A Nevada Foundation Professor in the Behavior Analysis program in the Department of Psychology, Hayes is the originator and pioneering researcher into Acceptance and Commitment Therapy (ACT), which is one the most researched new form of psychological intervention world-wide over the last few decades. A Liberated Mind (from Penguin/Avery) tells his personal story of struggle with panic disorder nearly 40 years ago, and the science story of how ACT and its underlying “psychological flexibility model” was then developed and tested by a worldwide community of scholars and therapists. The book shows readers how to develop their own psychological flexibility skills and to apply them to problems that are based on their behavior, from mental health (anxiety, depression, substance abuse, eating disorders, PTSD); to physical health (chronic pain, dealing with diabetes, facing cancer); to performance (sports, business, diet, exercise); and social processes (relationship issues, prejudice, stigma, domestic violence; social transformation).
The core idea is simple but subtle: We struggle because our problem-solving minds tells us to run from what causes us fear, hurt, or worry. That not only often amplifies the impact of difficult thoughts and feelings, it also cuts us off from a key source of human vitality and purpose because we hurt where we care. Thus, if we run from a sense of vulnerability, we must also run from what we most care about. Using psychological flexibility skills, ACT teaches how to tap into a different mode of mind that is more emotionally and cognitively open, and then to use greater conscious awareness and mindfulness to turn attention toward what brings meaning and purpose into life, building habits around growth instead of avoidance.
Prosocial scales these ideas into the development of cooperation and success of small groups, by linking psychological flexibility to the Nobel Prize winning “core design principles” (CDPs) of the late Elinor Ostrom. Ostrom won the Nobel in economics by showing that groups have succeeded for millennia in protecting their common pool resources (fisheries, forests, rivers, and so on) without either government control or private ownership, but only if they organize themselves in ways that foster cooperation. She and Wilson later showed that her eight CDPs that predict success flow from an extended evolutionary synthesis. Wilson and Hayes met with Ostrom shortly before her death to discuss the implications of the linkage between psychological flexibility principles, which have also been developed within an evolutionary perspective, and the CDPs. Prosocial is the name for an applied method that later emerged based on these two sets of ideas.

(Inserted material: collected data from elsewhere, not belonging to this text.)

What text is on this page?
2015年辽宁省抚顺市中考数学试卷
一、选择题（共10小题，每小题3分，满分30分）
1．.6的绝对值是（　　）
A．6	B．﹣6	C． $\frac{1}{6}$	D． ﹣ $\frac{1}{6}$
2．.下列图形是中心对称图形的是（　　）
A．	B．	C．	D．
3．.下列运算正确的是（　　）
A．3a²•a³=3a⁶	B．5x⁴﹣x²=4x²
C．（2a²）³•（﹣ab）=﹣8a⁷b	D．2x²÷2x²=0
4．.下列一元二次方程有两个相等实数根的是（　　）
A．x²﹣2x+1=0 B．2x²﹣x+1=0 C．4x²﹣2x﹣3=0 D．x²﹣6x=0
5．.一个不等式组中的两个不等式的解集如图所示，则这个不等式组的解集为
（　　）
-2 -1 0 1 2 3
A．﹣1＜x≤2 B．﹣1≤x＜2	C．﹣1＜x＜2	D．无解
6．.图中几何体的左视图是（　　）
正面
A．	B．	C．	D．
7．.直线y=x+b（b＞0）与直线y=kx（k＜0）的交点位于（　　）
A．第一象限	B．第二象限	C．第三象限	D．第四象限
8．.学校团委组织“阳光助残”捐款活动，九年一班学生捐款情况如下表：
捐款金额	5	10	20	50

The final chapter of A Liberated Mind tells the story of how ACT and the CDPs were applied in Sierra Leone to help slow the recent Ebola outbreak and the full story of that method and how to use it is now laid out in detail in the new book Prosocial.
The video featured in this article about Prosocial was released recently on a website for behavior analysts (professionals who use learning principles to alter behavior). The site also published a similar video featuring Hayes's book A Liberated Mind. The behavior analysis program is one of three graduate programs in the Department of Psychology, which joined the College of Science this summer. The video shows Hayes explaining why BCBAs (Board Certified Behavior Analysts) should learn the Prosocial method, but it also provides a quick tutorial in Ostrom’s CDPs.